RONCIGLIONE – “Un seminario di formazione professionale di alta qualità su tematiche di grande interesse comunitario – ha dichiarato il Sindaco, Alessandro Giovagnoli – legate al consolidamento e al risanamento idrogeologico dei Comuni della Comunità Montana dei Monti Cimini. Ringrazio Enrico Panunzi, Presidente della Commissione Ambiente e Lavori Pubblici della Regione Lazio, per aver preso parte al convegno, dimostrando tutto l’interesse a farsi portavoce in Regione di queste importanti tematiche.

 

Un grazie ai Presidenti degli ordini professionali coinvolti per aver posto l’attenzione sul progetto guida del Comune di Ronciglione per la messa in sicurezza della rupe tufacea della Valle Vicana. Un progetto importante per il nostro Comune – continua Giovagnoli- maturato, a seguito del crollo del 2008 in via Garibaldi, da un percorso di studio e ricerca che ha coinvolto i nostri uffici tecnici, eccellenze esterne e risorse professionali del luogo, con il fine di produrre un piano in grado di affrontare e risolvere l’annosa questione della sicurezza dei nostri versanti.
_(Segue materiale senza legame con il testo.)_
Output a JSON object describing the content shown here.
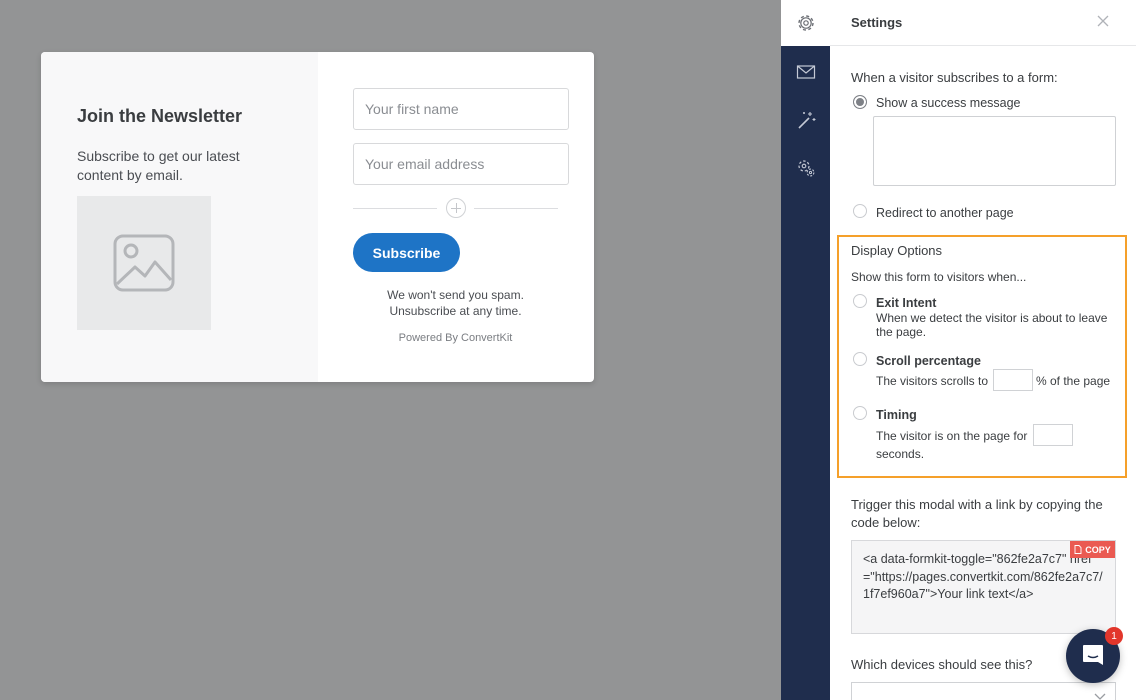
{
  "form_preview": {
    "title": "Join the Newsletter",
    "description": "Subscribe to get our latest content by email.",
    "image_icon": "image-placeholder-icon",
    "first_name_placeholder": "Your first name",
    "email_placeholder": "Your email address",
    "add_field_icon": "plus-circle-icon",
    "subscribe_label": "Subscribe",
    "spam_note": "We won't send you spam. Unsubscribe at any time.",
    "powered_by": "Powered By ConvertKit",
    "button_color": "#1e74c6"
  },
  "sidebar_nav": {
    "items": [
      {
        "icon": "gear-icon",
        "active": true
      },
      {
        "icon": "envelope-icon",
        "active": false
      },
      {
        "icon": "magic-wand-icon",
        "active": false
      },
      {
        "icon": "gears-icon",
        "active": false
      }
    ],
    "background": "#1f2d4d"
  },
  "settings": {
    "title": "Settings",
    "close_icon": "close-icon",
    "subscribe_heading": "When a visitor subscribes to a form:",
    "success_option": "Show a success message",
    "redirect_option": "Redirect to another page",
    "success_selected": true,
    "display_options": {
      "heading": "Display Options",
      "subheading": "Show this form to visitors when...",
      "highlight_color": "#f5a02a",
      "exit_intent": {
        "label": "Exit Intent",
        "desc_line1": "When we detect the visitor is about to leave",
        "desc_line2": "the page."
      },
      "scroll": {
        "label": "Scroll percentage",
        "prefix": "The visitors scrolls to",
        "suffix": "% of the page"
      },
      "timing": {
        "label": "Timing",
        "prefix": "The visitor is on the page for",
        "suffix": "seconds."
      }
    },
    "trigger": {
      "heading_line1": "Trigger this modal with a link by copying the",
      "heading_line2": "code below:",
      "code": "<a data-formkit-toggle=\"862fe2a7c7\" href=\"https://pages.convertkit.com/862fe2a7c7/1f7ef960a7\">Your link text</a>",
      "copy_label": "COPY",
      "copy_color": "#ea5a52"
    },
    "devices_heading": "Which devices should see this?"
  },
  "chat": {
    "icon": "chat-icon",
    "badge_count": "1"
  }
}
Lo studio condotto dal nostro Comune vuole essere uno stimolo, anche per le amministrazioni limitrofe, alla nascita e allo sviluppo di ulteriori piani di intervento, in grado di evidenziare a livello europeo le esigenze e le urgenze del nostro territorio in merito alla situazione geomorfologica ed idraulica locale”.

 

“Il dissesto idrogeologico del nostro territorio e la mancata prevenzione – ha dichiarato Enrico Panunzi, Presidente Commissione Ambiente e Lavori Pubblici della Regione Lazio – riguardano un aspetto culturale del nostro agire, visto che siamo di fronte a temi che si manifestano alla nostra attenzione solo in una fase emergenziale. Questo è il limite del problema, che peraltro ci porta ad affrontare l’emergenza spendendo molto di più di quanto spenderemmo se affrontassimo la questione a monte. Le istituzioni devono lavorare in maniera sinergica – continua Panunzi – anche attraverso una rete di Comuni, per attuare interventi specifici e centrare gli obiettivi, in modo da attuare un progetto credible e globale. Dalla Regione c’è massima attenzione verso questi temi. Penso per esempio ai Pai (Piano di assetto idrogeologico) all’interno di essi sono previsti monitoraggi delle zone a rischio e gli interventi di questo tipo hanno priorità sugli altri. E’ chiaro che, oltre alla parte restrittiva dei Pai, dobbiamo concentrarci anche sulla parte preventiva. Va poi sottolineato un altro aspetto – conclude – vale a dire quello della tempistica: è necessario assicurare un quadro normativo certo, che dia garanzia in merito alla tempistica per la realizzazione delle opere. Troppo spesso in passato abbiamo assistito a ritardi e rallentamenti causati da procedure non sempre snelle”.

 

Una platea folta di presenti – tra professionisti, amministratori, studenti e comuni cittadini – ha assistito ai lavori del seminario tecnico che questa mattina, dalle 9.00 alle 13.00 presso il Teatro comunale E. Petrolini di Ronciglione, ha coinvolto gli ordini professionali dei geologi, degli architetti e degli ingegneri su una tematica tanto urgente quanto di pubblico interesse: il risanamento ed il consolidamento dei centri storici, con gli aspetti geologici, geotecnici ed idraulici connessi alla progettazione e realizzazione delle opere di risanamento.

 

Dopo i saluti istituzionali del Sindaco Giovagnoli e l’intervento del Presidente della Commissione Ambiente e Lavori Pubblici della Regione Lazio, Enrico Panunzi, il seminario di studio – utile al rilascio di 4 CFP, crediti validi ai fini dell’aggiornamento delle competenze professionali dei singoli organi – è stato aperto dai Presidenti degli ordini professionali coinvolti ed ha visto il susseguirsi di interventi tecnici da parte di relatori che hanno indagato sugli aspetti geologici, geotecnici ed idraulici delle tematiche affrontate.

 

L’evento, promosso dall’Ordine dei Geologi del Lazio, unitamente all’Ordine degli Ingegneri della Provincia di Viterbo e all’Ordine degli Architetti Pianificatori Paesaggisti e Conservatori di Viterbo, con il patrocinio della Comunità Montana dei Monti Cimini, ed il collaborazione con il Comune di Ronciglione, ha visto protagonista, tra gli interventi che si sono susseguiti, un progetto pilota del Comune di Ronciglione: il consolidamento della rupe tufacea, nato dall’esperienza maturata dal rifacimento del muraglione sulla valle Vicana, crollato nel 2008.